Собственно говоря, самостоятельности в нем не было никогда, кроме самых первых стихов:
«…Тревогу о приснившейся стране,
Где без сомнений скрещивают шпаги,
Любовь в груди скрывают, точно клад,
Не знают лжи, и парусом отваги
Вскипающее море бороздят…»
Эти стихи об Александре Грине несут на себе неистребимую печать Гумилева, но не за это я упрекаю автора их, а за то, что под нажимом «внутреннего редактора», даже не дождавшись замечаний редакторов издательских, он основательно перекроил свои стихи. В нескольких уже послевоенных изданиях исчез со стены гриновской комнаты «портрет Эдгара По» — ведь в этот период «буржуазного мистика» в СССР не жаловали, да и упоминание не русского поэта тогда грозило тем, что автора запишут в космпополиты со всеми «организационными последствиями». И взамен строчки «и на стене портрет Эдгара По» появилась строка, в которой место американского классика заняло какое-то «фото корабля»…
Или вот ещё замена: в довоенном варианте стихотворения было
«Из дерева я вырезал фрегат,
И над окном повесил в шумной школе
На радость смуглоскулых татарчат».
А в послевоенных изданиях поэт выселил татарчат из своих стихов, как Сталин из Крыма, а строка стала ещё оптимистичнее: «На радость всех сбежавшихся ребят».
Сходная операция проведена (опять же во избежание обвинений в «безродном космополитизме») над одним их лучших стихотворений поэта, над «Новгородской Софией»:
«Еще детинца тусклы ризы,
А даль прозрачна и пуста.
София, голубь темносизый,
В лазурных лужах пролита»
……………………………………………….
«Он весь — тугая соразмерность,
Соотношение высот,
Ассиметрия, тяжесть, верность
И сводов медленный полет.
Пчелиный разум Цареграда
Лепил апсиды и притвор…»
А после 1948 года опять же, чтобы не угодить в космополиты, поэт сменил строителей собора:
«Умели пчелы Новаграда
лепить апсиды и притвор'.
Впрочем, и не такое бывало тогда — ведь защитил кто-то диссертацию, доказав, что архитектор Юрий Фельтен не создавал решетку Летнего Сада! Фамилия была у него подозрительно иностранная! Ну, и приписали создание решётки кузнецу Зайцеву!)

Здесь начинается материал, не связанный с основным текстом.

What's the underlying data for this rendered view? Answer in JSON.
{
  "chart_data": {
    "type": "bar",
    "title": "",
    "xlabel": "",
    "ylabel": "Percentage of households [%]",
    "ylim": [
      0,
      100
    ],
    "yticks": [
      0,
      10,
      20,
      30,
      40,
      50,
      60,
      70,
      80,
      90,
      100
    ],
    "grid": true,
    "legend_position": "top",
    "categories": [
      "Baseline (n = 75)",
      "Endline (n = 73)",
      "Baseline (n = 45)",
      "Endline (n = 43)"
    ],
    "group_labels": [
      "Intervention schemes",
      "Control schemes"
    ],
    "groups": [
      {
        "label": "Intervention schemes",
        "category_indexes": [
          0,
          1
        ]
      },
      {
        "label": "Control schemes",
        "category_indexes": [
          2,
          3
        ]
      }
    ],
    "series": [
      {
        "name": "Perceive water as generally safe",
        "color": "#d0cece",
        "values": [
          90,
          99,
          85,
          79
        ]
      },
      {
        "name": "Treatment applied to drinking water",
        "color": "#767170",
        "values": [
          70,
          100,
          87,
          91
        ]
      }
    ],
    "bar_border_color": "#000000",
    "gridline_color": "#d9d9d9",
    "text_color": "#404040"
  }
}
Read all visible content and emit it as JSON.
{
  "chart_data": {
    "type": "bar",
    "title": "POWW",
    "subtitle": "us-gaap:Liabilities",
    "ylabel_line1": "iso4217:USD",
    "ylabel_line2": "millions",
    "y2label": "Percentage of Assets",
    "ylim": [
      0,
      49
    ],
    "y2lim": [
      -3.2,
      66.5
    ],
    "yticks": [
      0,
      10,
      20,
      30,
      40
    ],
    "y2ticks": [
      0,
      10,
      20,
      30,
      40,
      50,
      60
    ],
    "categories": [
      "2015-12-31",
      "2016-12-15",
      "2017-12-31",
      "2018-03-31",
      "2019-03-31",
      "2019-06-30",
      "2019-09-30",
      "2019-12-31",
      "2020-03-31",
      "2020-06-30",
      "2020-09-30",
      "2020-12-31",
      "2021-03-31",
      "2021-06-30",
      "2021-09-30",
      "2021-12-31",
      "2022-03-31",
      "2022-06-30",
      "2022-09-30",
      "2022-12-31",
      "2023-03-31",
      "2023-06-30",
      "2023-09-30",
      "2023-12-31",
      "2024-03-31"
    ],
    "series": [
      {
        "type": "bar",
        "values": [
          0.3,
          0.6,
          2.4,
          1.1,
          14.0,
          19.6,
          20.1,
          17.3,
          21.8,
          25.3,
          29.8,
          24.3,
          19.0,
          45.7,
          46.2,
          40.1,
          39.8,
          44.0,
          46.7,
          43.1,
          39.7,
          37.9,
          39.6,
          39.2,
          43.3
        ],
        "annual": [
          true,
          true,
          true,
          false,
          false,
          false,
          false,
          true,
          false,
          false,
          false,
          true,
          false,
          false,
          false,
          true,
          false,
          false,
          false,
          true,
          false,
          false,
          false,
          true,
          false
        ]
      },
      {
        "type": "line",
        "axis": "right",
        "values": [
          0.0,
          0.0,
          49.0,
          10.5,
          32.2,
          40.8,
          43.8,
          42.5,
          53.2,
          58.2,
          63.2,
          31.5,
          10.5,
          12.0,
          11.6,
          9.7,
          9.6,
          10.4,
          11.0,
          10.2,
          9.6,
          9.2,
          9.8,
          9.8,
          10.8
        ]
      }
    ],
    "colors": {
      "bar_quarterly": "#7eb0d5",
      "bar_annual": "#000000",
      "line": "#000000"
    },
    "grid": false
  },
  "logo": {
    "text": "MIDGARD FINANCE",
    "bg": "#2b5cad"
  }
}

И вот в концовке стихотворения о Софийском соборе появляются пионеры, как весёлый контраст мрачной прохладе храма. Эти пионеры регулярно возникают в конце чуть ли не каждого стихотворения на темы прошлого, а в стихах о Царскосельских парках они, вообще единственный увиденный поэтом атрибут современности, и связаны с античными статуями толстой белой ниткой…
Но не все же поэту переделывать старые стихи, приспосабливая их в каждом новом издании к новому зигзагу идеологической линии! И в стихах 1959 года мы видим сжигание акмеистических кораблей во всех смыслах:
Дышал я в пальмах вечным маем
На океанских островах.
(врет поэт, не выездной он был!)
Жил в легкой хижине с Маклаем,
Бродил с Арсеньевым в горах…
И побаловавшись перечислениями экзотических имен и мест, автор истерически открещивается от всего, что не находится в пределах Советского Союза, утешая советского читателя:
«Но что чудес искать далеко!
Они вот здесь живут сейчас,
Где мир, раскинутый широко
Построен нами и для нас!»
И за этой пошлятиной следует бодренький треп о социализме, о 'чуде', которое творят конечно 'простые люди».
Но иногда даже в эти годы наполненные пафосом «чего изволите», проскальзывали у Всеволода Рождественского иные строки — если случайно они были о том, что действительно ему было близко и не противоречило вместе с тем официальной государственной позиции. Такие строки в основном попадаются в стихах о старом Петербурге, о его зодчих и художниках.
«Чтоб в громе пушечных ударов
В Неву входили корабли,
Поставил Адриан Захаров
Маяк отеческой земли.
И этой шпаги острый пламень,
Прорвав седой туман болот,
Фасада выветренный камень
Приподнял в дерзостный полет».
И всё же настораживает и в этих строках нечто казённое. А потому и забаналивающее их… Это что- то сродни сухости казённого классицизма николаевского толка… В хороших вроде строках — опять приспособленчество, но уже не внешнее, как с пионерами, а глубинное. Описывая захаровский ампир, то есть поздний классицизм, поэт тем самым напоминает о новом ампире ХХ в., шумно проявившемся в бесконечных послевоенных подражаниях началу XIX в. о так называемом «сталинском ампире», долженствовавшем самим своим холодным величием вызывать у зрителей нужные идеологам аналогии. Вот это официальное имперское псевдониколаевское 'величие', обозванное позднее 'архитектурными излишествами' и звучит в стихах 'последнего акмеиста'.